A number of medicines have been used for children and to treat infant reflux...
Although these seem gentle, those available in liquid form today usually rely on magnesium or aluminum. These silvery metals could cause diarrhea or constipation in babies, and their long-term effects are not well understood. If it is absolutely necessary to use one of these, choose magnesium over aluminum.
H2RA’s (H2-Receptor Antagonists) decrease acid production in the stomach. They do not decrease the reflux itself, but make the refluxed liquid less acidic so it is less likely to cause irritation. The H2RA’s commonly used in children include cimetidine (Tagamet), famotidine (Pepcid), nizatidine (Axid) and ranitidine (Zantac). Tagamet is not approved by the FDA for children under 16 and Axid is not approved by the FDA for children under 12. Pepcid and Zantac are now approved for children, even infants. Zantac is a strong drug and has brought relief to many babies. It is well tolerated by most children. Headaches, sometimes severe, are the most commonly reported side effects in those old enough to describe them. The most serious side effects, heart rhythm abnormalities, can be caused by any medicine in this class – but they are quite rare. Because there has been a lot of experience with these medications, they are usually the first to be used for infant reflux.

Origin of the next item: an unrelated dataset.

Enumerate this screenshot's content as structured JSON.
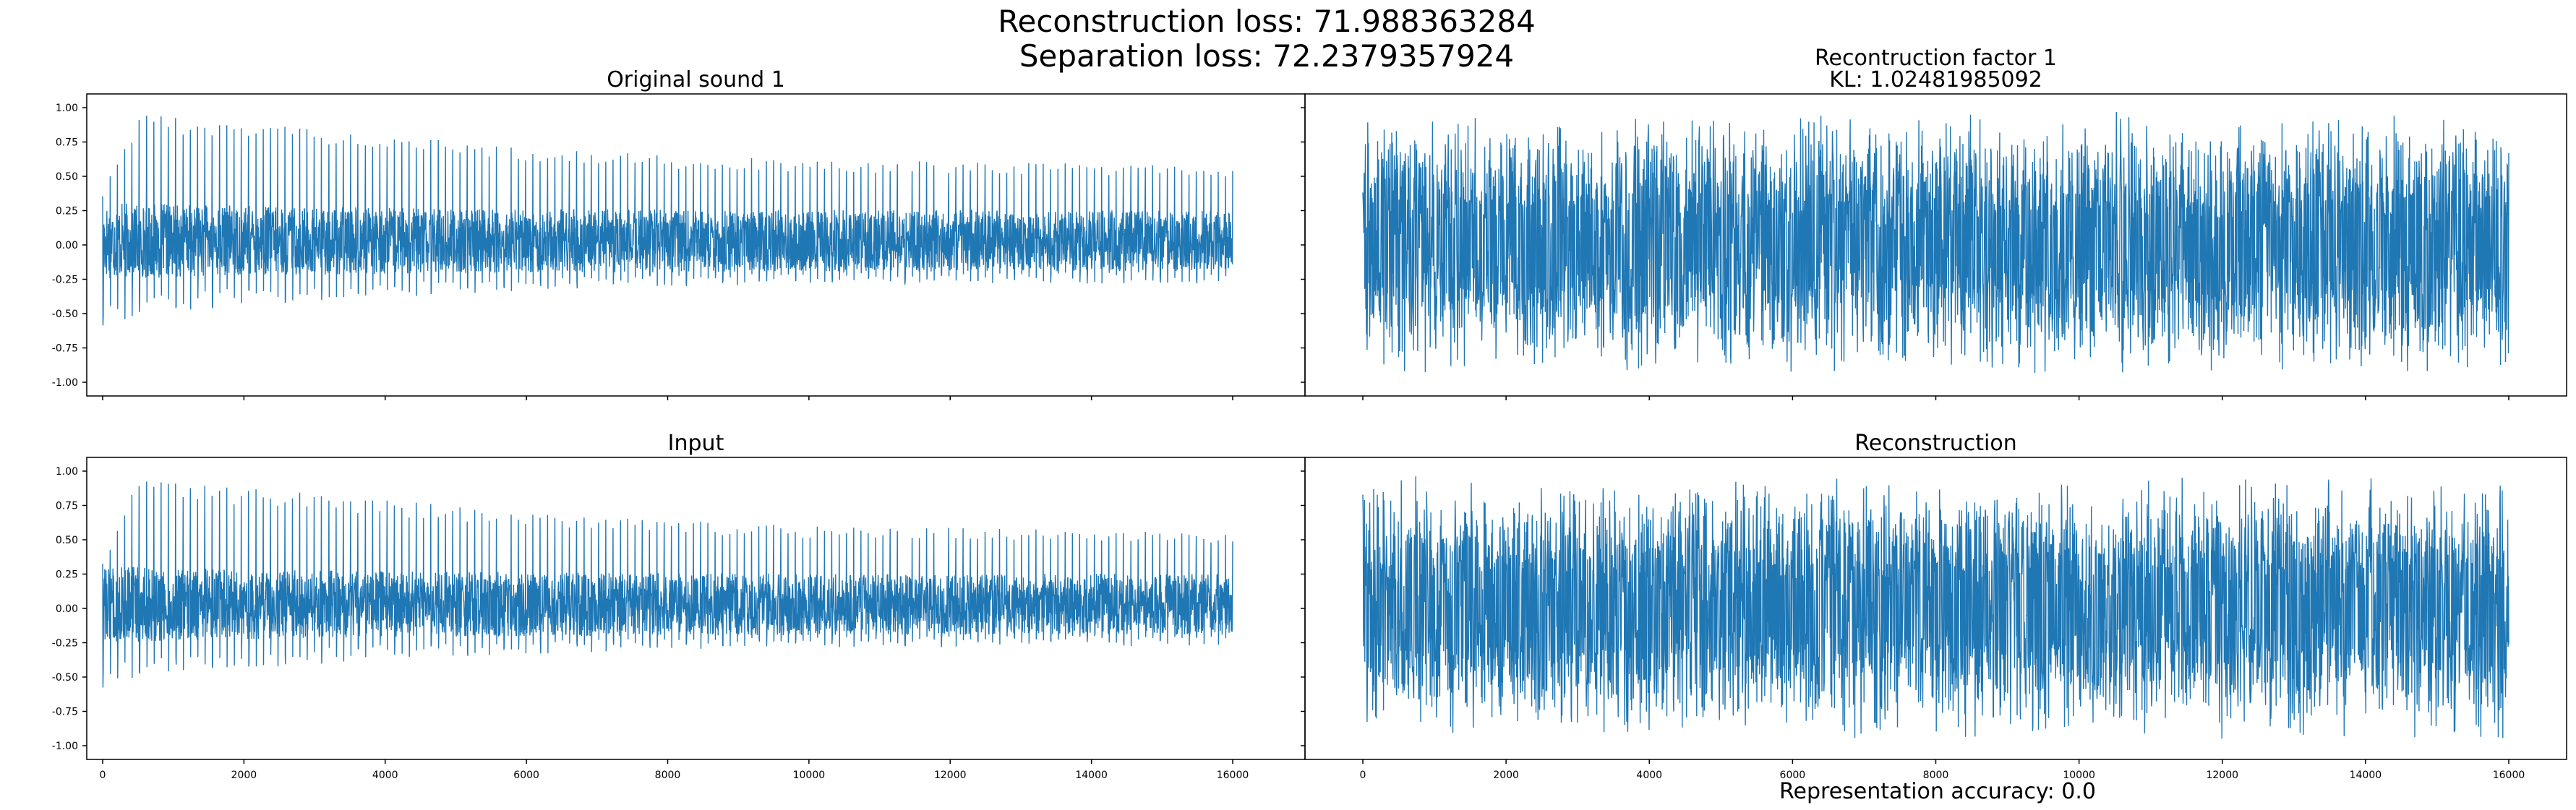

Proton pump inhibiters are more powerful at blocking acid production. Those commonly used in children include esomeprazole (Nexium ), lansoprazole (Prevacid), omeprazole (Prilosec), pantoprazole (Protonix), and rabeprazole (Aciphex).
Protonix, and Aciphex are not approved by the FDA for use in children. Nexium is not approved by the FDA for use under 12 years. Prevacid and Prilosec are newly approved by the FDA for use in children as young as 1 year old.
Prokinetic agents help speed along whatever is in the stomach, and to tighten the valve at the top of the stomach so acid is less likely to slosh up. Prokinetic medicines used in children include bethanechol (Urecholine), metoclopramide (Reglan), and the antibiotic erythromycin. Urecholine has not been approved by the FDA for use in children. Nor has Reglan been approved for use in children. in fact, caution is strongly recommended because of increased risk of neurological side effects in children. Erythromycin has been approved by the FDA for children, but not for treating reflux in them. Propulsid falls into this category, but thankfully is no longer used. It was extremely popular for several years, but when looked at carefully was found to have killed 80 people taking it!!!
Many of these drugs have not been approved by the FDA for use in children. "Safety and effectiveness in children have not been established." Do they really work? Are they really safe? We really don't know. Most of what we do know about both drugs has been learned from their use in adults. This does not mean that your physician was wrong to prescribe them. Pediatricians routinely use many drugs which are not FDA approved for a particular use or patient population. Often, this is because the drugs have never been systematically studied in children, not because they are known to be especially dangerous to children.
The human body is amazing. Even as we consider the options for treating reflux, your baby is already busy doing the real work. Silently, the muscles mature and coordinate. The great majority of babies with infant reflux cure themselves, with nothing but a tincture of time and some thoughtful, gentle relief.